A: I think so. Some have argued to keep a mathematically-based system for choosing the teams. I don’t mind some sort of RPI-like metric for the committee to take into consideration, but I think it was a good idea to get away from the BCS rankings. For starters, the math involved wasn’t real math. It was pseudo-math, through no fault of the programmers who came up with them. The BCS overseers demanded that margin of victory be taken out of the equation in the name of sportsmanship, even though the programmers said it made their formulas less accurate (less data is not a good thing when math is involved). That is not the basis you want for choosing your postseason participants.
As for the committee, I still think that’s the best way to decide teams. It adds a human element, and that’s certainly open to criticism, but it’s needed in certain situations. Take, for instance, the Stanford and Oregon rankings last year. The Ducks beat the Cardinal handily, in Eugene no less. They won their conference too, yet through the quirks of the BCS rankings (and because they challenged themselves early and lost a neutral field opener against eventual title game participant LSU), the Ducks were ranked fifth while the Cardinal was fourth. That sort of dilemma has come up before. And the committee would ensure that in situations like that, the right team comes out on top.
Q: Balderdash! The committee can’t help but be biased. And politics will come into play. You mean to tell me Notre Dame wouldn’t get an invite to the postseason ahead of Virginia Tech just based on the ratings potential?
A: Let’s keep the language clean. This is a family blog. And no, I don’t think that would happen. But that’s only provided the selection committee has full transparency with its picks. It has to have set criteria. It has to be consistent. It has to be made up of a cross-section of knowledgeable college football followers. And above all, it has to be held accountable and explain its picks. If you do this, and require the committee to justify its selection on clearly-defined criteria, I think the stakes are too high for any funny business.
If the process was open to questioning, an unjustifiable pick would get torn apart in this age of Twitter, blogs, Dan Wetzel and TV talking heads.
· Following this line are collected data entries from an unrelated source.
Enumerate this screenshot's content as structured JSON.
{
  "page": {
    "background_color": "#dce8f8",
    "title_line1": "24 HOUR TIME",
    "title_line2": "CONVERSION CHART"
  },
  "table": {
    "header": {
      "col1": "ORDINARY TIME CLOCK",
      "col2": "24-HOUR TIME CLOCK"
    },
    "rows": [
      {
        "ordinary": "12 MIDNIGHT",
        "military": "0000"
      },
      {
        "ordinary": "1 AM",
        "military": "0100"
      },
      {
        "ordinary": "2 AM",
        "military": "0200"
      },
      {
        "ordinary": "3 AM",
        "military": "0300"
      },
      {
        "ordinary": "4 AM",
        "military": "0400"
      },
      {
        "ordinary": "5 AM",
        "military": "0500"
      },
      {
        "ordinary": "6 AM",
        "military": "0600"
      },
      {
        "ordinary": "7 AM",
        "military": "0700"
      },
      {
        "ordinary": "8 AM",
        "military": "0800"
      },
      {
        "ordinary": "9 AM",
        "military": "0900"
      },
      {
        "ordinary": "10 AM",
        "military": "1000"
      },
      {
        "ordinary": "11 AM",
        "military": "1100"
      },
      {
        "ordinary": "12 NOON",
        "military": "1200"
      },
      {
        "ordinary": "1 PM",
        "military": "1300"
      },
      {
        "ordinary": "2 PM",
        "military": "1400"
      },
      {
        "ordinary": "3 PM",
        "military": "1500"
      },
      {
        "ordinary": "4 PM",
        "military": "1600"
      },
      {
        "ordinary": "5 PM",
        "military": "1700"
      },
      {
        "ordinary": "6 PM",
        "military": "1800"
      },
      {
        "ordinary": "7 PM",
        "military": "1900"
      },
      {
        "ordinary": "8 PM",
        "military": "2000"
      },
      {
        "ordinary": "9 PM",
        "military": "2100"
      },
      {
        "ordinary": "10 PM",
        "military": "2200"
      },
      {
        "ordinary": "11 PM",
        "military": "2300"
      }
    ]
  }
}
It’s part of the reason the BCS was unsustainable — the never-ending drumbeat of negativity surrounding everything it did (the primary reason, of course, was the boatloads of money the schools were leaving on the table by not having a playoff). Keep these things in full view of the public eye and there’s a minimal chance that the backdoor shenanigans so prevalent in the old bowl selection process would take place.
Q: So who should be on the committee?
A: It has to be representative of all parts of the country. And it has to have a good number of people, so one or two members can’t have too much sway. (I’m thinking at least the size of a jury. That seems to work out well in our legal system.) And these people have to be dedicated to watching the games and keeping up with what’s going on throughout the season. Former coaches? Sure, provided they pay attention throughout the year. Athletic directors? Yeah, although they’d probably have to recuse themselves when talking about their own schools. National media members? Yes. They get a good sampling of games from across the country throughout the season.
But this has to be an ongoing process. They can’t get thrown into a room at the last second and come up with four teams. I think the NCAA basketball tournament sets a good precedent in that regard. Are there biases in that group? Yes. But people are going to see biases wherever they want to. As long as there is a good enough sampling providing different perspectives from all around the country, I’m OK with the human element being involved. No system is perfect, but I think this is a step in the right direction.